On the heels of my post suggesting that Santorum and Gingrich must strike a deal, and soon, if either hopes to stop Mitt, the Rickster yesterday indicated publicly that he’s amenable to considering Gingrich as his vice presidential running mate. This comes as the usual anonymous (and some not so anonymous) campaign sources and party leaders are openly suggesting that it’s time for Newt to step aside. The Newtster, for his part, is having none of it, continuing to insist that he is in this race for the duration.
One need not buy Doyle McManus’ argument that Newt is staying in the race primarily to cement his Churchillian legacy to understand his reluctance to end his campaign. To begin, he is likely to do quite well – probably slightly better than Santorum – in Tuesday’s primaries in Alabama and Mississippi; polls indicate he is leading or close to the lead in both states. If he does, he can expect a brief boost in media coverage and all that entails. Strictly speaking, Gingrich also leads Santorum in a “hard” count of delegates won so far, 107-95, since the Republican National Committee does not give Santorum credit for the estimated 79 delegates he may have earned in his caucus state victories in Illinois, Colorado, Minnesota or North Dakota. By the time those states actually award their delegates, the dynamics of this race may have changed dramatically. Keep in mind that the pundits wrote Newt off at least two previous times, and yet here he is, in the final four, and with a credible shot at being the sole alternative to Mitt.
The problem for Newt is that if he is going to negotiate an exit strategy with Rick, his leverage is greatest now, and not later, when the delegate math may have rendered him irrelevant. Consider Tuesday’s two primaries in Alabama and Mississippi. Combined, they will award a total of 84 delegates. Of that two-state allotment, 33 are divvied up, three a piece, to the winner of the states’ congressional districts, and 51 are apportioned statewide. Here’s why striking a deal now is critical for Rick and Newt. If any single candidate clears 50% in the statewide vote, he gets all the at-large delegates. Similarly, in both states, a candidate who wins 50% or more in a congressional district takes all three district delegates. Presumably someone who does well statewide will also do well in the congressional districts. Current polling indicates that the combined support for Rick and Newt is above or close to 50% in both Alabama and Mississippi. This suggests, then, that if one of them dropped, the other would be poised to come close to reaching the 50% threshold in both states, picking up in excess of 80 delegates, and shutting Romney out in the process. However, if both Rick and Newt stay in the race, neither clears 50%, and the delegates are allocated in somewhat proportional fashion. That means Mitt will likely get 20-plus delegates, with Rick and Newt divvying up the remaining 60. In terms of cutting into Mitt’s delegate lead, the delegates Rick gains on Tuesday will just about offset the 9 delegates Mitt picked up yesterday in Guam!

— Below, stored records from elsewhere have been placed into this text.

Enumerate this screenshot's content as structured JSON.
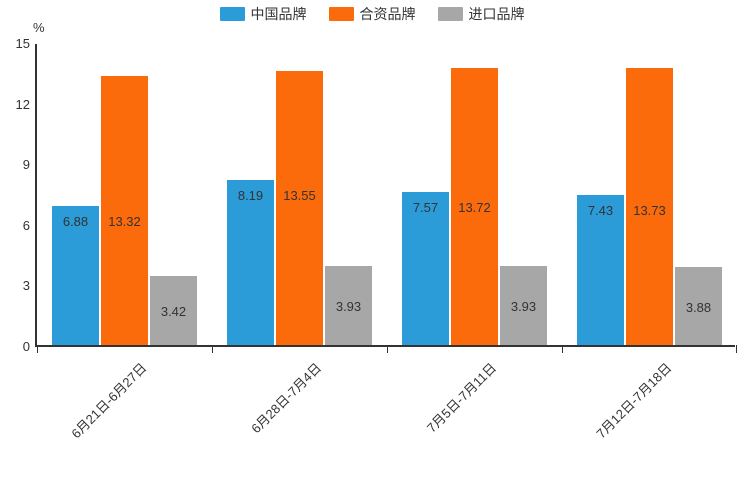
{
  "chart_data": {
    "type": "bar",
    "title": "",
    "unit_label": "%",
    "categories": [
      "6月21日-6月27日",
      "6月28日-7月4日",
      "7月5日-7月11日",
      "7月12日-7月18日"
    ],
    "series": [
      {
        "name": "中国品牌",
        "color": "#2B9CD8",
        "values": [
          6.88,
          8.19,
          7.57,
          7.43
        ]
      },
      {
        "name": "合资品牌",
        "color": "#FB6A0B",
        "values": [
          13.32,
          13.55,
          13.72,
          13.73
        ]
      },
      {
        "name": "进口品牌",
        "color": "#A7A7A7",
        "values": [
          3.42,
          3.93,
          3.93,
          3.88
        ]
      }
    ],
    "yticks": [
      0,
      3,
      6,
      9,
      12,
      15
    ],
    "ylim": [
      0,
      15
    ],
    "grid": false,
    "legend_position": "top",
    "value_label_decimals": 2
  },
  "style": {
    "axis_color": "#333333",
    "text_color": "#333333",
    "background": "#ffffff"
  }
}
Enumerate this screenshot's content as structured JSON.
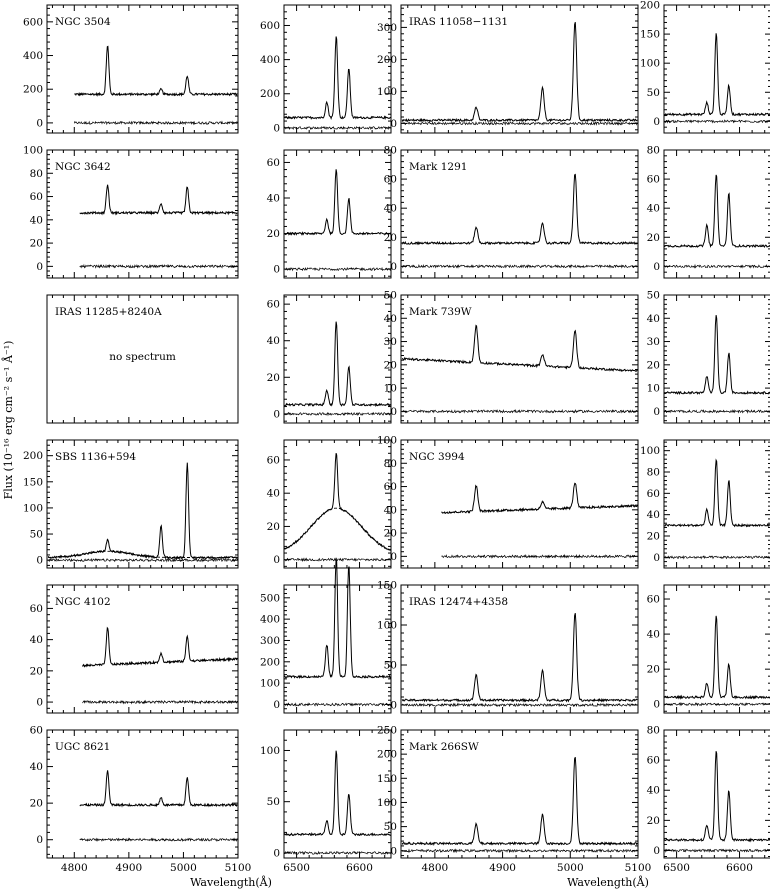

Now play this scenario out across multiple contests, and you can see the dilemma Newt, and Rick, face. If both stay in, neither has a strong shot at catching Mitt. If one drops, the other’s chances improve. But which one should drop? Because both think they are still in this race, neither is likely to drop soon. By the time it becomes obvious to one (or both) that the delegate math is clearly against them, it will be too late (if it’s not already!) And while party leaders are now pressing Newt to drop out, it’s not immediately clear to me – nor, more importantly, to him! – that he is actually the weaker of the two candidates. Indeed, for the first time during this nomination contest, Gingrich is running ads targeting Santorum.
Dilemmas, dilemmas. As Rick and Newt try to push each other out, Mitt continues to win delegates and wrack up endorsements as he slogs forward, delegate by delegate, to clinching the nomination – this despite the fact that he’s the guy who, as Romney supporter and former Congressman Tom Davis suggested, “gives the fireside chat and the fire goes out.” Davis went on to praise Romney’s leadership qualities, saying, “H]e’s a results-oriented guy and in tough times, who do you want leading the country? He may not be able to feel your pain and empathize with people, but do you want that or do you want somebody who’s actually accomplished some things and is going to make some tough decisions, which the country needs.” (Davis also noted that Romney might fall short of winning a majority of delegates prior to the convention.)
Ouch! And that’s from a supporter! With endorsements like that, it’s understandable why Gingrich and Santorum won’t drop out.
And so, Gatsby-like, Newt and Rick will likely beat on, boats against the current… .
Addendum 1:57: As Mo Fiorina reminds me via email, my scenario assumes that most of Newt’s supporters go to Rick if Newt drops out, and vice versa if Rick calls it quits. Polling data suggests, however, that at least some of Newt’s vote would go to Romney, although a majority would likely switch to Rick.